After closing for about a week in March, at the order of Gov. Charlie Baker, the Brigham Center reopened to provide emergency child care for children whose parents worked in places such as hospitals, grocery stores and pharmacies. Through June, the center opened from 7 a.m. to 5 p.m., caring for up to 40 children each day under revised safety and capacity restrictions.
“What we found was that our parents were not in a position to work from home,” Marion said. “The child care community did an outstanding job in stepping up and really providing what was a critical need for our families and for our state to even be looking at full reopening.”

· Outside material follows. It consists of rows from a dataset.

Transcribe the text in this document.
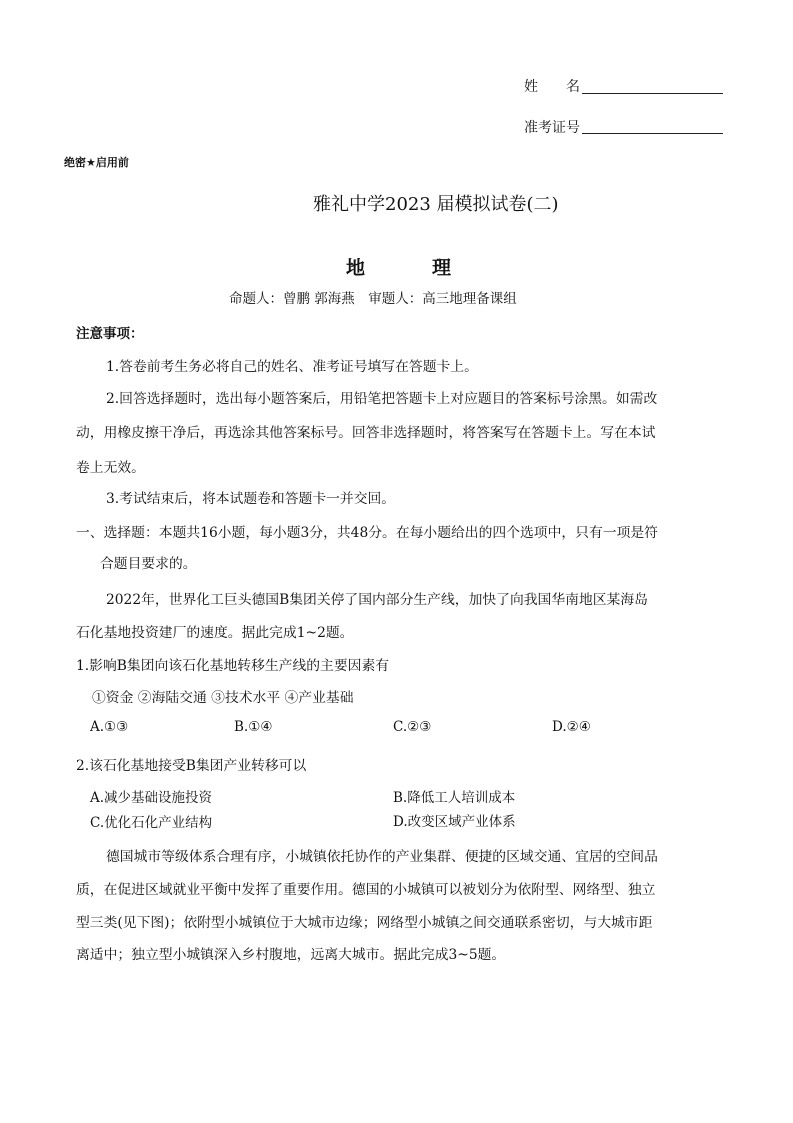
姓　　名
准考证号
绝密★启用前
雅礼中学2023 届模拟试卷(二)
地	理
命题人：曾鹏 郭海燕　审题人：高三地理备课组
注意事项：
1.答卷前考生务必将自己的姓名、准考证号填写在答题卡上。
2.回答选择题时，选出每小题答案后，用铅笔把答题卡上对应题目的答案标号涂黑。如需改
动，用橡皮擦干净后，再选涂其他答案标号。回答非选择题时，将答案写在答题卡上。写在本试
卷上无效。
3.考试结束后，将本试题卷和答题卡一并交回。
一、选择题：本题共16小题，每小题3分，共48分。在每小题给出的四个选项中，只有一项是符
合题目要求的。
2022年，世界化工巨头德国B集团关停了国内部分生产线，加快了向我国华南地区某海岛
石化基地投资建厂的速度。据此完成1~2题。
1.影响B集团向该石化基地转移生产线的主要因素有
①资金 ②海陆交通 ③技术水平 ④产业基础
A.①③	B.①④	C.②③	D.②④
2.该石化基地接受B集团产业转移可以
A.减少基础设施投资	B.降低工人培训成本
C.优化石化产业结构	D.改变区域产业体系
德国城市等级体系合理有序，小城镇依托协作的产业集群、便捷的区域交通、宜居的空间品
质，在促进区域就业平衡中发挥了重要作用。德国的小城镇可以被划分为依附型、网络型、独立
型三类(见下图)；依附型小城镇位于大城市边缘；网络型小城镇之间交通联系密切，与大城市距
离适中；独立型小城镇深入乡村腹地，远离大城市。据此完成3~5题。
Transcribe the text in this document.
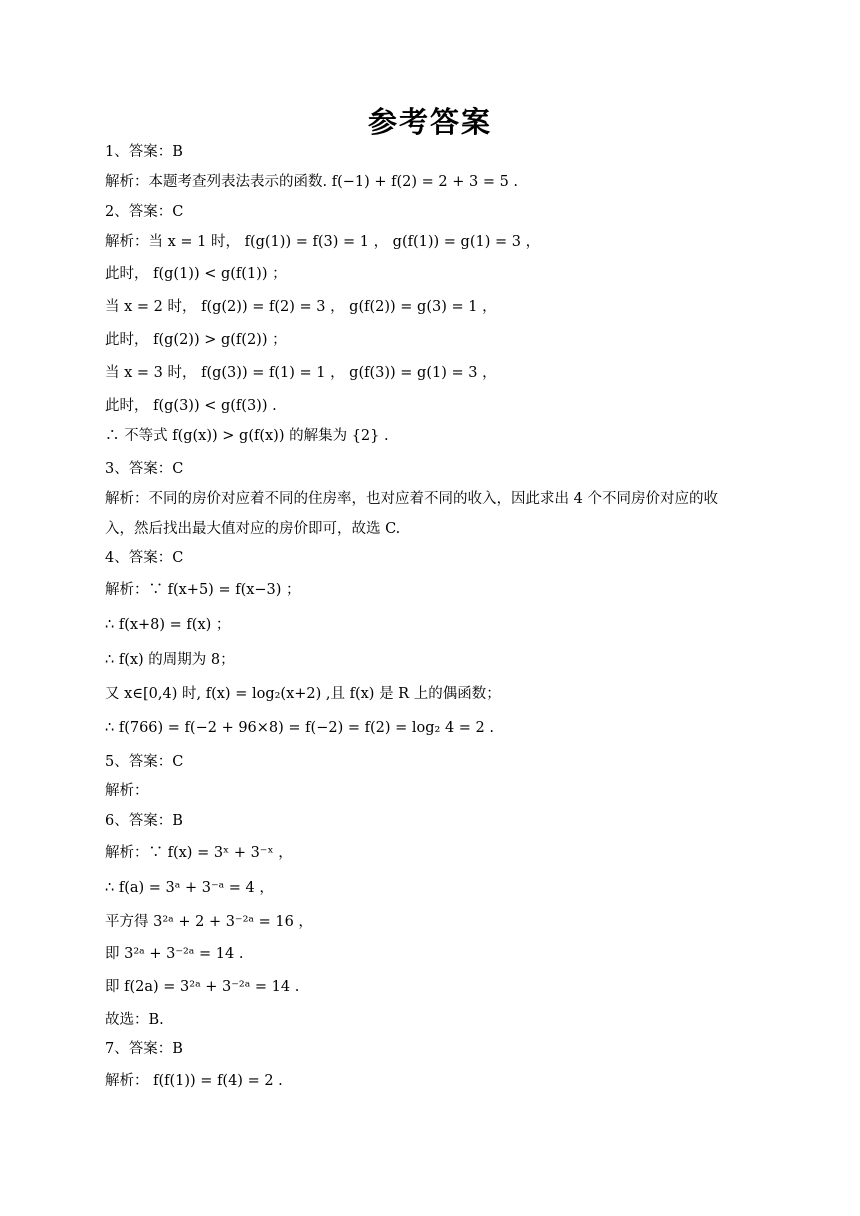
参考答案
1、答案：B
解析：本题考查列表法表示的函数. f(−1) + f(2) = 2 + 3 = 5 .
2、答案：C
解析：当 x = 1 时， f(g(1)) = f(3) = 1 ， g(f(1)) = g(1) = 3 ，
此时， f(g(1)) < g(f(1)) ；
当 x = 2 时， f(g(2)) = f(2) = 3 ， g(f(2)) = g(3) = 1 ，
此时， f(g(2)) > g(f(2)) ；
当 x = 3 时， f(g(3)) = f(1) = 1 ， g(f(3)) = g(1) = 3 ，
此时， f(g(3)) < g(f(3)) .
∴ 不等式 f(g(x)) > g(f(x)) 的解集为 {2} .
3、答案：C
解析：不同的房价对应着不同的住房率，也对应着不同的收入，因此求出 4 个不同房价对应的收
入，然后找出最大值对应的房价即可，故选 C.
4、答案：C
解析：∵ f(x+5) = f(x−3) ；
∴ f(x+8) = f(x) ；
∴ f(x) 的周期为 8；
又 x∈[0,4) 时, f(x) = log₂(x+2) ,且 f(x) 是 R 上的偶函数；
∴ f(766) = f(−2 + 96×8) = f(−2) = f(2) = log₂ 4 = 2 .
5、答案：C
解析：
6、答案：B
解析：∵ f(x) = 3ˣ + 3⁻ˣ ，
∴ f(a) = 3ᵃ + 3⁻ᵃ = 4 ，
平方得 3²ᵃ + 2 + 3⁻²ᵃ = 16 ，
即 3²ᵃ + 3⁻²ᵃ = 14 .
即 f(2a) = 3²ᵃ + 3⁻²ᵃ = 14 .
故选：B.
7、答案：B
解析： f(f(1)) = f(4) = 2 .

Many families that the center serves rely on state subsidies for care. Among the 2,355 youths and families served in the 2020 fiscal year, 42 percent had an annual household income of less than $25,000, 47 percent were single-parent families and 46 percent identified with a minority background, Marion said.
Marion credited schools, youth services agencies, employers and the city of Pittsfield with working together to ensure that children who needed care could access it. The city helped the center receive remote learning grants, and the center also received support from a COVID-19 fund administered by the Berkshire United Way and the Berkshire Taconic Community Foundation.
After wrapping up emergency child care in June, the center reopened under updated guidelines, accommodating up to 20 preschoolers and 90 school-age children per day. It also has offered other programming, either in person or remotely, including a summer camp and an enrichment program, as well as a Eureka! program, affiliated with Girls Inc., a science, technology, engineering and mathematics program for girls.
The center has two licensed social workers, who supported social and emotional learning at what Marion said was a crucial time for many children.
As the importance of child care has gained increased recognition during the pandemic, Marion said she hopes that greater public funding will follow. More support could chip away at long-term challenges in the sector, such as financial struggles and high turnover among staff, she said.
Early educators with a bachelor’s degree in Massachusetts earn 35.2 percent less, on average, than kindergarten-through-eighth grade teachers, according to the Center for the Study of Child Care Employment at the University of California-Berkeley.
“Our teachers really need to be paid at the level as their school counterparts in the Department of Elementary and Secondary Education,” Marion said, adding that child care teachers are credentialed through degrees and extensive training.
“We’re doing our part on our end, and it would be great if the state and the federal government would fund child care the way they do K-12 schools.”